Album-Vorstellung: Sizarr "Nurture"

© by Klein & West / Four Music
Katapultartig überflogen drei Jungs aus Landau in den letzten Jahren die Hürden, an denen manch andere Nachwuchsmusiker oft scheitern. Fabian, Philipp und Marc haben als Sizarr das geschafft, wovon viele ihrer Kollegen kaum zu träumen wagen: Ihr Debütalbum "Psycho Boy Happy" fand gleichermaßen Anklang bei Publikum und Kritikerschaft, es folgten Supportshows für Acts wie die Editors, Vampire Weekend oder Woodkid und auch die eigenen Auftritte wurden zunehmend von größeren Besucherströmen frequentiert. Zudem schwappte der Erfolg des Trios auch über die Grenzen unser Bundesrepublik hinaus, sorgte für Begeisterungswellen in ganz Europa und hinterließ selbst in Übersee Eindruck. Mit ihrem internationalen Sound, einer nahezu unbändigen Energie auf ihren Konzerten und einem gewissen Lausbubencharme konnten Sizarr einen stabilen Grundstein für ihre Karriere legen, auf den sie nun mit ihrem Zweitwerk "Nurture" aufzubauen versuchen.

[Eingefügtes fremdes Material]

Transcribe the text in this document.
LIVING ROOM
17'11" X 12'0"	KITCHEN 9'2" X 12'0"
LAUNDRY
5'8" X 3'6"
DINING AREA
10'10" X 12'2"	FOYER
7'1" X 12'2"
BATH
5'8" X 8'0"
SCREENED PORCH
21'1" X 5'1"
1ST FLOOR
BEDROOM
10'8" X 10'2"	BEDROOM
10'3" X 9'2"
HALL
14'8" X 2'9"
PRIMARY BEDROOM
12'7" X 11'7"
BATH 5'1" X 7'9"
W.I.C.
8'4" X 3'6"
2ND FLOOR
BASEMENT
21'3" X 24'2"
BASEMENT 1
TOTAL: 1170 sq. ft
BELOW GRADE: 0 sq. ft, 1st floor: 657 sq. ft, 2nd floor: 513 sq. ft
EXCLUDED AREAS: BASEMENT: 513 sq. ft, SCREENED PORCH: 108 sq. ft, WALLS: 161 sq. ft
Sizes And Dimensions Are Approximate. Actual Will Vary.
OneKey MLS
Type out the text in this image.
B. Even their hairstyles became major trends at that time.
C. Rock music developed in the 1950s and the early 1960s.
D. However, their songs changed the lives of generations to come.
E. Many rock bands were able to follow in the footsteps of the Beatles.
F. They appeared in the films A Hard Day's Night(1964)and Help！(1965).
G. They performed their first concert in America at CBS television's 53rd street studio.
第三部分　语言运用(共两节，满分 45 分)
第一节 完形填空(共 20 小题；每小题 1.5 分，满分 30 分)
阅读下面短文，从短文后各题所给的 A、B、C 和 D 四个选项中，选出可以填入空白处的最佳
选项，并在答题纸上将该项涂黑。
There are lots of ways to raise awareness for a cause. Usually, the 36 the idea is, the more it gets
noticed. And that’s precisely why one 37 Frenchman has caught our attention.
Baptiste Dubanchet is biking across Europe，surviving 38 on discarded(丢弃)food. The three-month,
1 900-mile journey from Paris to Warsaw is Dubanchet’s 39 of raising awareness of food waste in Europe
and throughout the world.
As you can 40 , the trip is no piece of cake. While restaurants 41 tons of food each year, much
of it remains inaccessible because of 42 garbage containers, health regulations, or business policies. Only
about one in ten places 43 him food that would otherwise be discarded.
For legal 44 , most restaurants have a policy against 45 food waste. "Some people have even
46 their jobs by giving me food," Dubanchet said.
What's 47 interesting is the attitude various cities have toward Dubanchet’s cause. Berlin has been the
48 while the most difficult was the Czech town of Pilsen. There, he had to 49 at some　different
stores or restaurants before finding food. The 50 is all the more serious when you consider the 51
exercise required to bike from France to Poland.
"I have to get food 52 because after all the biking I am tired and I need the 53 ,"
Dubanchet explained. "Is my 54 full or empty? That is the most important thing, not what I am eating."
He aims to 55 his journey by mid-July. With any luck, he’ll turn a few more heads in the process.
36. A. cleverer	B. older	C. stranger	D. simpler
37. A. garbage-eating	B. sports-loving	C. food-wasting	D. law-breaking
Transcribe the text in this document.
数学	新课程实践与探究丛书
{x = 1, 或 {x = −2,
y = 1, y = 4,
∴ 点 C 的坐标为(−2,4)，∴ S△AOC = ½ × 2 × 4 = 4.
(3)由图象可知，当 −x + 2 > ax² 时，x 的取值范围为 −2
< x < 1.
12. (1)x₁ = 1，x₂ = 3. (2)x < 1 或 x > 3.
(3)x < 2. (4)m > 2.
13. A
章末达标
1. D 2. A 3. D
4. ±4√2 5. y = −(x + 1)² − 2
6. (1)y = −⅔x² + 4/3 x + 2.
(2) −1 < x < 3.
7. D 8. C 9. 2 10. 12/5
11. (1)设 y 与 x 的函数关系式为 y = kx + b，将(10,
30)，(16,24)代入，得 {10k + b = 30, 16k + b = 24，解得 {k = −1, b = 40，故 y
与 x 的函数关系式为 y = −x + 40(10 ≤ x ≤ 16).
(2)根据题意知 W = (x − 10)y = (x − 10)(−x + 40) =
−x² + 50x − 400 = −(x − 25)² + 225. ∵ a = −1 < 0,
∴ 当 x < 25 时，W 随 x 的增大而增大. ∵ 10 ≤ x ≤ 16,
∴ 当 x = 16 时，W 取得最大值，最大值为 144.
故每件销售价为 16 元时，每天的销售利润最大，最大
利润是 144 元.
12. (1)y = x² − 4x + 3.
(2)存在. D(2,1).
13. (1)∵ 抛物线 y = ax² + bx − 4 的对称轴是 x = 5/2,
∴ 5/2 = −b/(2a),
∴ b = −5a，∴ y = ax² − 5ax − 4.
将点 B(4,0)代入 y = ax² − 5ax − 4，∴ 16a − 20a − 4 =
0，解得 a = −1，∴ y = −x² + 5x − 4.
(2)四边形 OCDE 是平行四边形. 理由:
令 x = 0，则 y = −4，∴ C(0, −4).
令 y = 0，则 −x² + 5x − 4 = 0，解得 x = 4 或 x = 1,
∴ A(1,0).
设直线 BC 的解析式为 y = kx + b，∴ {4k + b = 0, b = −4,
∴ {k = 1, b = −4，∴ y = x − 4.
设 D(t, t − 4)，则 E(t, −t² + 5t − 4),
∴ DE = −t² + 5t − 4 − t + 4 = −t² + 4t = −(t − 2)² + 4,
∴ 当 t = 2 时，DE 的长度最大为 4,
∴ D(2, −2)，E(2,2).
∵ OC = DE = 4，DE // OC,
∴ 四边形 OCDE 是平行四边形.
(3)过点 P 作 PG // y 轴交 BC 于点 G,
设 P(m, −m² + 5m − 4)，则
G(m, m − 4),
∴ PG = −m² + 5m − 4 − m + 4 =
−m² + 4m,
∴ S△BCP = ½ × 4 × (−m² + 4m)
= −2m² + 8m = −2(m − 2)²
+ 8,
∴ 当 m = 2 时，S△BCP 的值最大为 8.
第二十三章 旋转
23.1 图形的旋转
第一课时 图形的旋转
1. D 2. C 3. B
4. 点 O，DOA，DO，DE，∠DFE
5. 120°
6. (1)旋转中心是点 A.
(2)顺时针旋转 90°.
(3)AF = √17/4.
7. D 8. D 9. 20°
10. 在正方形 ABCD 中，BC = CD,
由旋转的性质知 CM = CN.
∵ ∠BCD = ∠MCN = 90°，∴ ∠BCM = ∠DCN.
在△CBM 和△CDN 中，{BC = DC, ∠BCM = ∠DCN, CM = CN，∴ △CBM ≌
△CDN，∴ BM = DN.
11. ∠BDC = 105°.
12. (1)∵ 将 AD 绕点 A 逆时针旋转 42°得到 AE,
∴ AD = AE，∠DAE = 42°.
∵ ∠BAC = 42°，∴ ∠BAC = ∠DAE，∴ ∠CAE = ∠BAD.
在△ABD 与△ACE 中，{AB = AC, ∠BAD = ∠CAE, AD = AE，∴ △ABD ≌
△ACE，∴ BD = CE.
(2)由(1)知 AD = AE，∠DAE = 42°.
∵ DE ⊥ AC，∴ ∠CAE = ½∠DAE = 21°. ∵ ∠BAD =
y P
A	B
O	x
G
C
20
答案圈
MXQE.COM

Es hätte keinen besseren Titel als "Nuture" für Sizarrs zweites Album geben können - bedeutet der Begriff im Englischen doch so viel wie aufziehen, fördern oder entwickeln. Nachdem das Trio noch ganz unbedarft und frei an sein Debüt herangetreten ist, sich bei dessen Entstehung viel Luft zum Atmen ließ und seine Grenzen ausgiebig erkundete, führten Plattenvertrag und der kollektive Druck von außen dazu, dass die Tracks für die neue Platte in wesentlich kürzer Zeit und auch innerhalb eines etwas abgesteckteren Rahmens entstehen mussten. Sobald sich ein gewisser Erfolg einstellt, treten zudem auch gern zahlreiche Versuchungen, meist in Form von opulenten Angeboten, auf den Plan. Sizarr entschieden sich jedoch, ihrer bisherigen Linie treuzubleiben und wenig an der eigenen Arbeitsweise und der Wahl ihrer Kooperationspartner zu ändern. Eine gute Entscheidung, wie sich herausstellt. Hört man die aktuelle Single "Timesick", das von den Achtzigern angehauchte "Slender Gender" oder das fast schon kreischende "Scooter Accident", lässt sich eine neue Vielschichtigkeit und Härte im Schaffen Sizarrs entdecken. Ein satter und mächtiger Sound durchzieht auch die anderen sieben Stücke auf "Nurture". Die naive Leichtigkeit, welche "Psycho Boy Happy" zu einer außergewöhnlichen Platte machte, weicht einer eleganten und pathoslastigen Massivität. Tatsächlich verstärkt sich auch der Eindruck, dass die grinsenden Abiturienten etwas gezähmt worden und zu echten Männern herangewachsen seien. Behutsam und mit dem nötigen Respekt in Bezug auf die eigenen Stärken und Schwächen haben Sizarr ein reifes und nachdenkliches Album erschaffen, welches darüber hinaus einen nicht unwesentlichen Entwicklungsschritt der Band dokumentiert. Erstmals gibt es auf "Nurture" zudem auch ein paar deutsche Wortfetzen zu hören und Songtitel, die mit ihren Lyrics korrespondieren, anstatt vollkommen willkürlich gewählt zu sein, wie es noch bei "Psycho Boy Happy" der Fall war.